Situation sans issue
La littérature, alors ? Le salut par l’écriture, et ce grand désir de ne plus seulement parler des œuvres, fussent-elles géniales, mais d’en produire à son tour, fussent-elles modestes. Là aussi, hélas, il apparaît vite que les jeux sont faits, les circuits balisés. Fabrication et consommation de romans et autres créations se révèlent façonnées entièrement par le marché. Situation sans issue, car ce qui fait mine de résister à la marchandisation lui appartient encore. Conclusion : il faut faire aussi son deuil de la littérature…
Et d’ailleurs de la culture, et de tout ce qui s’y agite en vain. Il conviendrait de dire adieu, une bonne fois pour toutes, à ces mascarades innombrables que peuplent bonnes intentions, belles valeurs et grandes vertus. Elles croient tenir bon, préserver l’essentiel, préparer des jours meilleurs. Elles ne font que tourner en rond, perpétuer l’imposture, bloquer les issues.

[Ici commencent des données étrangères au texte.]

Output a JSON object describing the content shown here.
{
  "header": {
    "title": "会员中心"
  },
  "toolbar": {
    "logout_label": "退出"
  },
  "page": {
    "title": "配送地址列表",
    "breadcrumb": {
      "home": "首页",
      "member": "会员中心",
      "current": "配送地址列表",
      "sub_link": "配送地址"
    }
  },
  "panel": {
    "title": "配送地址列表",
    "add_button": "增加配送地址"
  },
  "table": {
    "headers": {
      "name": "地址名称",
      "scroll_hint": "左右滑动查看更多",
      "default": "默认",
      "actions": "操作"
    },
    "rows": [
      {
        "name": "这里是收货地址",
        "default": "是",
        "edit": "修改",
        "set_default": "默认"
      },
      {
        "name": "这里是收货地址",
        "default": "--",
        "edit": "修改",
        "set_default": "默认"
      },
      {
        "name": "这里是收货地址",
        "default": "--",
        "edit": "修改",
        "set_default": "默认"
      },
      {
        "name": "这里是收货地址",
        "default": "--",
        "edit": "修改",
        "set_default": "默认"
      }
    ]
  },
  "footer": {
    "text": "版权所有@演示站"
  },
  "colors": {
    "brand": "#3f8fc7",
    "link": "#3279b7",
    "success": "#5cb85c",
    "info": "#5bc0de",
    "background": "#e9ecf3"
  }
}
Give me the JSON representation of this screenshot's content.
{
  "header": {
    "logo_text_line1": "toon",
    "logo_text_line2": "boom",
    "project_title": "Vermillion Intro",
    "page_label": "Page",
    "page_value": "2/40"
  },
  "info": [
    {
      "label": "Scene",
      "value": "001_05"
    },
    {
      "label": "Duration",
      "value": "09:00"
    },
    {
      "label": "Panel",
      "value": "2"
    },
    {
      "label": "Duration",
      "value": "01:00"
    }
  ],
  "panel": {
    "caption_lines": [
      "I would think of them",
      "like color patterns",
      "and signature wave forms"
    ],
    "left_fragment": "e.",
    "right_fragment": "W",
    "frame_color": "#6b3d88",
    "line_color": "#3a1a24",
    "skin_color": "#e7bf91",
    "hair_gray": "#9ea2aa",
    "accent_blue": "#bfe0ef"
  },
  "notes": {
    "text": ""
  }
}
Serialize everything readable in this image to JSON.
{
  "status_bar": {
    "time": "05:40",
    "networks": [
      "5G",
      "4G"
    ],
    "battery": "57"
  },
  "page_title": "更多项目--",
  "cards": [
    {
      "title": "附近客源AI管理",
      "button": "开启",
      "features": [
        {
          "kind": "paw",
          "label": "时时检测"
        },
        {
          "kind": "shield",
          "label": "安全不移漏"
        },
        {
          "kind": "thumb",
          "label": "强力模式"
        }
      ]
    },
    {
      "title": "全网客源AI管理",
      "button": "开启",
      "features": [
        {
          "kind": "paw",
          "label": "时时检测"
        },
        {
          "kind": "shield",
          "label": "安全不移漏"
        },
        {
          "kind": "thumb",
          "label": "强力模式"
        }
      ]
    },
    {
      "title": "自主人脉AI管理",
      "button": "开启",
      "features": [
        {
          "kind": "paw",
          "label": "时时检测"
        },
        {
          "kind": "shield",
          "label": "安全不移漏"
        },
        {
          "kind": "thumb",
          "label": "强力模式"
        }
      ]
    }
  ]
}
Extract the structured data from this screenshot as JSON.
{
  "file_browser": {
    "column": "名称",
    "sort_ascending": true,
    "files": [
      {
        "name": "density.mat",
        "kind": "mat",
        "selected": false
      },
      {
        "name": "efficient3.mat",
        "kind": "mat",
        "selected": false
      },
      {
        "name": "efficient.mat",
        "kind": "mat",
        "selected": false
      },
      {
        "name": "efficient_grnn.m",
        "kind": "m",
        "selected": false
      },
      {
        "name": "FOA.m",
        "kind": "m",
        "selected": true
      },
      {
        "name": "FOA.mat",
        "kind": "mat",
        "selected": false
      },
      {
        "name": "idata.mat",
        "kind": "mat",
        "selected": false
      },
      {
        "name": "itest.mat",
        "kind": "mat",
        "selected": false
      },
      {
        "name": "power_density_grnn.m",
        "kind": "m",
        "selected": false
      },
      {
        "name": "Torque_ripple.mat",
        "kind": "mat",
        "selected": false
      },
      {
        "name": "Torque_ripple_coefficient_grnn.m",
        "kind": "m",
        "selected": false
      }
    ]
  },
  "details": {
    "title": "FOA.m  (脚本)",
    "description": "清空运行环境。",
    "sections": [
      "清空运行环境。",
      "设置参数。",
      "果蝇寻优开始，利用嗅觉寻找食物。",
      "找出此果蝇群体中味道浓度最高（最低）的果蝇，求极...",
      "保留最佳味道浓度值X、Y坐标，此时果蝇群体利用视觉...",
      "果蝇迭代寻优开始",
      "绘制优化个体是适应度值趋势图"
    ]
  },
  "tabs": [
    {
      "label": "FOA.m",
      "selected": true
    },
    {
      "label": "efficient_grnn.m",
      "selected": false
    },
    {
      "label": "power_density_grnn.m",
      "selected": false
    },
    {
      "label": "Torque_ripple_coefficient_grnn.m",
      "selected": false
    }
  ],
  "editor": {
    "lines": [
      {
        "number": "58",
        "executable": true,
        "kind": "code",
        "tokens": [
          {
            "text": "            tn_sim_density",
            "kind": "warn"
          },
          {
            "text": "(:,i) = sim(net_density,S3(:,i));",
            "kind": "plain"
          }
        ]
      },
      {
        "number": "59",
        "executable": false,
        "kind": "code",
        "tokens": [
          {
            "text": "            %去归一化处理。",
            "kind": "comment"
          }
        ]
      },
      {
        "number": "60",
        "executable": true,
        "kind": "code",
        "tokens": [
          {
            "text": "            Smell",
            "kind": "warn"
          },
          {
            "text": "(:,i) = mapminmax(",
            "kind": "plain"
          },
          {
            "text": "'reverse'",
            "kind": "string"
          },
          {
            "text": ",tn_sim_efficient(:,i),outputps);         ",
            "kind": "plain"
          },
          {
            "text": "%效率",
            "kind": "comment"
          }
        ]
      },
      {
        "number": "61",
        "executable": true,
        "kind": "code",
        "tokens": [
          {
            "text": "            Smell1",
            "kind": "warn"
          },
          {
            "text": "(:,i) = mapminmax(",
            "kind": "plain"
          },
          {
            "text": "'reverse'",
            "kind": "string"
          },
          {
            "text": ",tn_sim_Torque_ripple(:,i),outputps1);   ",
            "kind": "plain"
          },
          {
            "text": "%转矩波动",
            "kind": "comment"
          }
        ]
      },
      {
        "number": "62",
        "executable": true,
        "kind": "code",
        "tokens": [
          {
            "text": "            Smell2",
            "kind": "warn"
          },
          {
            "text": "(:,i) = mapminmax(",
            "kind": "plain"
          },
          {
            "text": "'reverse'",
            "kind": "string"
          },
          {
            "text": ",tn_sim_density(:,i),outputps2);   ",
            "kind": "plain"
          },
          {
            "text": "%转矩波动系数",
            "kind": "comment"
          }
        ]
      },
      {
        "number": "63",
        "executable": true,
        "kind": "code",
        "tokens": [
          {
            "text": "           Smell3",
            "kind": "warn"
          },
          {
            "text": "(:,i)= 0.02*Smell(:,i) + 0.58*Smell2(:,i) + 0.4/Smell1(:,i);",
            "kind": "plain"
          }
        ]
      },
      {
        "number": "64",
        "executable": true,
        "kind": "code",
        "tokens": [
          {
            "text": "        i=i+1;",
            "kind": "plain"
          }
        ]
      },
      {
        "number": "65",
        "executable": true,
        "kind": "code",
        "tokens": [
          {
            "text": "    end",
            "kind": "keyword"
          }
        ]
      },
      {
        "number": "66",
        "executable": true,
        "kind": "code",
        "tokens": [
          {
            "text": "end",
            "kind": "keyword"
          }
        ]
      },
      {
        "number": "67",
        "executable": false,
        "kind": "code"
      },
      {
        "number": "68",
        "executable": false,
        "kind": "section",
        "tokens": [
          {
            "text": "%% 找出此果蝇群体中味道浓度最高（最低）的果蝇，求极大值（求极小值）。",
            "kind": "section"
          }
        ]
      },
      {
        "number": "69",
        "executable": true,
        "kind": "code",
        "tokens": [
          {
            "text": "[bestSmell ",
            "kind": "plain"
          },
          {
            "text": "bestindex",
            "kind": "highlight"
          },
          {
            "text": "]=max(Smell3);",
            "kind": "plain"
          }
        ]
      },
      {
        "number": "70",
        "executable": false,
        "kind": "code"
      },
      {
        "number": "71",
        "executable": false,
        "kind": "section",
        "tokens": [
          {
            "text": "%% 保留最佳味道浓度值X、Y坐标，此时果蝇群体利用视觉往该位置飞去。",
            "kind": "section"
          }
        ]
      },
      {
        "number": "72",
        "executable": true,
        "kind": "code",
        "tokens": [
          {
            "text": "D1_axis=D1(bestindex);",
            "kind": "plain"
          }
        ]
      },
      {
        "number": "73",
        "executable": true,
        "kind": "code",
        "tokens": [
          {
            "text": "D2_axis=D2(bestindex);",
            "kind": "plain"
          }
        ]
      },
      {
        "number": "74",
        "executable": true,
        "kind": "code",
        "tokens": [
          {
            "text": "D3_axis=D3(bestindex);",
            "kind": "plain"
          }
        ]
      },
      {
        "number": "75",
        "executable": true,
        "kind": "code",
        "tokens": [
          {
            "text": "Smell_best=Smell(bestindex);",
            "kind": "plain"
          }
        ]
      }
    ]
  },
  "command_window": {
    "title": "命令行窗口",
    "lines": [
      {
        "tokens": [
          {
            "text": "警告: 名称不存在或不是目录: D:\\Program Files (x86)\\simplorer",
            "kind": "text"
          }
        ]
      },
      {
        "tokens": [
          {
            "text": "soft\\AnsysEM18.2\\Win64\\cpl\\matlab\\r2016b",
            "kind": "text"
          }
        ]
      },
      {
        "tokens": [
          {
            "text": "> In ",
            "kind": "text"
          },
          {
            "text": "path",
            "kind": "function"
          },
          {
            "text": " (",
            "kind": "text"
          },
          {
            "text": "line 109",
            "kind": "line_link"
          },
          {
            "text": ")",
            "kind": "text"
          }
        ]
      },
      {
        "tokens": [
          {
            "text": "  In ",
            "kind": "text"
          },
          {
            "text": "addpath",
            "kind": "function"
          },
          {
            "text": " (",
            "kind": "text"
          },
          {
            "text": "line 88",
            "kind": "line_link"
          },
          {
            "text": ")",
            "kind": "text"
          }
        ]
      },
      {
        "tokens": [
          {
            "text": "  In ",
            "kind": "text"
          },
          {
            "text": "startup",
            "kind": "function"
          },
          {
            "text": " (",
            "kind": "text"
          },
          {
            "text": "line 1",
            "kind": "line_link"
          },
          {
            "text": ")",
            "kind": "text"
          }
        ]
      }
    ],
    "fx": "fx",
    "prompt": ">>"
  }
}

Le constat est rude. Sa radicalité ne manque ni de justesse ni de démesure. Car il reste évidemment possible, pour qui le veut, quelle que soit la dureté des temps, de fréquenter par soi-même, en solitaire, les grandes œuvres de la philosophie et de la littérature, et d’en faire un usage personnel, ou même collectif. C’est d’ailleurs vers l’horizon d’une pratique collective que Baptiste Dericquebourg oriente ses préconisations.
Car, finalement, il n’a pas choisi le silence, l’exil ni la réclusion. Il plaide au contraire pour des actions créatives, productrices, où l’on s’exercerait ensemble à penser comme à produire des textes. Ce qui supposerait de réhabiliter la rhétorique, dans ce qu’elle a de fécond. Ces diverses propositions exigent d’être précisées et clarifiées. En particulier, on peut s’étonner que le simple recours au référendum d’initiative citoyenne promu par les « gilets jaunes » suffise à cette réappropriation de la pensée et de la parole espérée par l’auteur.
Moralité : les esprits passionnés n’ont pas raison en tout. Mais, quand ils donnent de la voix, leur qualité s’entend.